The resulting molecules are multi­tal­ented. When the peptide bristles are folded up into a ball around the backbone, they’re highly polar and water-soluble, meaning they can travel well in the aqueous envi­ron­ments outside cells. But at the cell wall, the PLPs can unfold, exposing the low-polarity backbone, which allows the molecules to dissolve through the phos­pho­lipid bilayers that makes up all cell membranes. Once inside, the molecules fold up into a ball again for protection from proteolytic degradation. PLPs are program­mable, too, in the sense that the amino acid sequences in each bristle can be tuned to bind to specific proteins inside cells and block processes that can lead to disease. 
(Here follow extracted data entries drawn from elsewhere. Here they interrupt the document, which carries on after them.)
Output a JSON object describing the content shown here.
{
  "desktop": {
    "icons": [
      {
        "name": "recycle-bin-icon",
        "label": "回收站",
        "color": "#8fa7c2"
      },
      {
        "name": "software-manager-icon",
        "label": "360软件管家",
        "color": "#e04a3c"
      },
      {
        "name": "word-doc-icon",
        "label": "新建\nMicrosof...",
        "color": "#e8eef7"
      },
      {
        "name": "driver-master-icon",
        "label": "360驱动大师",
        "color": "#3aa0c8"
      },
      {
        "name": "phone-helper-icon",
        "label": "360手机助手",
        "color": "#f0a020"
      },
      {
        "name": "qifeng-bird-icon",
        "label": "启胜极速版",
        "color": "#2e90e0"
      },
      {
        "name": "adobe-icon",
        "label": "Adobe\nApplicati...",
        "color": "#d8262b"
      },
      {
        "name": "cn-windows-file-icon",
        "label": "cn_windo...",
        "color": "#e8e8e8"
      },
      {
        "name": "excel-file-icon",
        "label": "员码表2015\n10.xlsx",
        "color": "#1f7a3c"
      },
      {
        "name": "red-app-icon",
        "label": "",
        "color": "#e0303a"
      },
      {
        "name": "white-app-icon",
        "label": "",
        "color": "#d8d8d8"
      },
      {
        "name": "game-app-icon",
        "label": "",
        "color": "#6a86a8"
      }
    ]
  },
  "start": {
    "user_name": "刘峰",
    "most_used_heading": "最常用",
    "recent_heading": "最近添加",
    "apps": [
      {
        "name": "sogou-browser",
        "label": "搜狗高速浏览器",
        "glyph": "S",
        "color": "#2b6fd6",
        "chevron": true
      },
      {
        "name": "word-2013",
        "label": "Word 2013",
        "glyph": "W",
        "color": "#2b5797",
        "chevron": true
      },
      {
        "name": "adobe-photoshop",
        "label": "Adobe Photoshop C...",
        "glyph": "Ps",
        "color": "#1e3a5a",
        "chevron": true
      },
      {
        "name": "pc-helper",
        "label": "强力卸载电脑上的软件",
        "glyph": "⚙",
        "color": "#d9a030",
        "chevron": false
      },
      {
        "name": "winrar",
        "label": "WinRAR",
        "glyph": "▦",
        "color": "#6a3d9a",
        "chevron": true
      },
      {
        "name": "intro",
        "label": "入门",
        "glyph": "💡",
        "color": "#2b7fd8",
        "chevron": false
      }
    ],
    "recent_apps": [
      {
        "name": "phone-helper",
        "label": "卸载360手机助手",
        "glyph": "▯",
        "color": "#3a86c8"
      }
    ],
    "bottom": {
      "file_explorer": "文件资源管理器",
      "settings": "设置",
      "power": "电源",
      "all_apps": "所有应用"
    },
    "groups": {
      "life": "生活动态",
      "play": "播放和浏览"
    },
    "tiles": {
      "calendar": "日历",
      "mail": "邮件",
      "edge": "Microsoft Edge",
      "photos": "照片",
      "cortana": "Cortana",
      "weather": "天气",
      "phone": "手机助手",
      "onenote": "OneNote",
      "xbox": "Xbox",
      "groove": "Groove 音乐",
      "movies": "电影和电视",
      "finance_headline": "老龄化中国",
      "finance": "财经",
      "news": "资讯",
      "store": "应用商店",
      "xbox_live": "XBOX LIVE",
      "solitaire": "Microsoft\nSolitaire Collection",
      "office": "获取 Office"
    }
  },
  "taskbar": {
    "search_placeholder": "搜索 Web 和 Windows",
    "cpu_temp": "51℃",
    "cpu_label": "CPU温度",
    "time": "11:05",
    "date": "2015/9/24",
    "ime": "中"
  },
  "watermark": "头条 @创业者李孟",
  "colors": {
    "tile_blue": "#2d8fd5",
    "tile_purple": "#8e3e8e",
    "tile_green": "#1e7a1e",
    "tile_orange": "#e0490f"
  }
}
One of the first clinical targets Grove is going after is prostate cancer. Cancer cells in the prostate need testos­terone to grow, which is why hormone therapy to block androgen production is a common treatment choice. But even in the absence of androgens, the signaling pathway sparking cell growth can be reactivated if tumor cells happen to acquire a mutant androgen receptor called AR-V7. 

Grove has built, and is currently testing, a PLP that targets and degrades both the wild-type androgen receptor and AR-V7. The advantage of starting with a PLP that degrades AR-V7 is that androgen receptor antagonists are a well understood and validated drug category with a clear unmet need — providing a developed test for Grove’s technology. 

Beyond that, though, Grove is designing PLPs that can disrupt SHOC2, a crucial scaffolding protein involved in the RAS/RAF/MAPK signaling pathway that controls cell division and differ­en­ti­a­tion, including in cancer. Several other targets round out their aspirations to create the first PLP drug modality platform.

PLPs will provide a totally new modality for treating cancer and other common health problems — one that will compete with and (thanks to PLP’s manu­fac­tura­bility) likely surpass macrocyclic peptides to become the antibody for inside cells. We think the Grove team is brilliantly qualified to pursue this vision, and we’re excited to follow their progress toward clinical trials.